The average annual growth rate of the Albanian population for the period 1960-90 was 2.4 percent, or approximately three to four times higher than that of other European countries. Population growth was actively encouraged by the government, which deemed it "essential for the further strengthening and prosperity of socialist society." Albania had a population of 3,335,000 in July 1991, compared with 2,761,000 in mid-1981 and 1,626,000 in 1960. The most sparsely populated Balkan country until 1965, Albania attained a population density of 111 inhabitants per square kilometer in 1989--the highest in the Balkans. The 1991 growth rate was 1.8 percent.
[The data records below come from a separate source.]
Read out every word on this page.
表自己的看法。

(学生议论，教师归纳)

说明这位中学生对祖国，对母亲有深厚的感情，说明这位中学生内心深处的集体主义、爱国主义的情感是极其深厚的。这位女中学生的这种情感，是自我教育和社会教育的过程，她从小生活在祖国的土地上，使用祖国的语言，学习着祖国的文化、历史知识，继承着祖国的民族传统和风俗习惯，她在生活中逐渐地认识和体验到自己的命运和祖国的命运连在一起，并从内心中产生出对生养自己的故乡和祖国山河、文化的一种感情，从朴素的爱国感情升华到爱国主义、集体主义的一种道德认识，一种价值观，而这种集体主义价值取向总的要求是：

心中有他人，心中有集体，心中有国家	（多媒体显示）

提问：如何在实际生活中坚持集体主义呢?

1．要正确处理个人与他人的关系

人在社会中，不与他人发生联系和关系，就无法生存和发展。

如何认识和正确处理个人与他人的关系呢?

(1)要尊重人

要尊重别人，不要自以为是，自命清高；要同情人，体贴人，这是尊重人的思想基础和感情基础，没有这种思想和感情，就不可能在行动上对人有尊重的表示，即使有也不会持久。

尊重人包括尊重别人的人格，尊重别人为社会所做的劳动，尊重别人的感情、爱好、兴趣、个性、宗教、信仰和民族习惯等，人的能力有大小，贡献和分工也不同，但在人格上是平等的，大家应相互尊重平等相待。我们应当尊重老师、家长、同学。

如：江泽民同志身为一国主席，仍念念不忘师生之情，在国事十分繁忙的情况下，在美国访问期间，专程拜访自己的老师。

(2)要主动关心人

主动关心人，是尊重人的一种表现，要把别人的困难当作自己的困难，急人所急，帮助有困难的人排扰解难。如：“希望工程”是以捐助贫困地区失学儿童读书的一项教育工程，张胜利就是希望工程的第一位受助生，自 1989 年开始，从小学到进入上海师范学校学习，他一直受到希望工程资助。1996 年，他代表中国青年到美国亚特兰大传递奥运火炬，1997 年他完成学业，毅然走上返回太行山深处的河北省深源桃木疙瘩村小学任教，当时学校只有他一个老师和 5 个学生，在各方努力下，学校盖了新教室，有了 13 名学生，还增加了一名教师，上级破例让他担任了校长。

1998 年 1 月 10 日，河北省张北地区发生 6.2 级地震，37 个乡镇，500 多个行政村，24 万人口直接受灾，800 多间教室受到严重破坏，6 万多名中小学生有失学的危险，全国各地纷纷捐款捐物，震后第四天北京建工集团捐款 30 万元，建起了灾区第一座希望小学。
In 1991 Albania had a birth rate of 24 per 1,000, and its death rate had declined from 14 per 1,000 in 1950 to 5 per 1,000. A concomitant of the reduced death rate was an increase in life expectancy. Official Albanian sources indicated that average life expectancy at birth increased from fifty-three years in 1950 to seventy-two years for males and seventy-nine years for females in 1991. The population was among the most youthful in Europe, with an average age of twenty-seven years, and the fertility rate--2.9 children born per woman--was one of Europe's highest.
Albania was the only country in Europe with more males than females. The disparity in the male-to-female ratio, which was 1,055:1,000 in 1970, had increased to the point where males accounted for 51.5 percent of the population in 1990, This discrepancy was attributed in part to a higher mortality rate among female infants, caused by neglect and the traditional deference accorded male progeny. Losses in World War II, estimated by the United Nations at 30,000 persons, or 2.5 percent of the population, apparently had little influence on the ratio of males to females.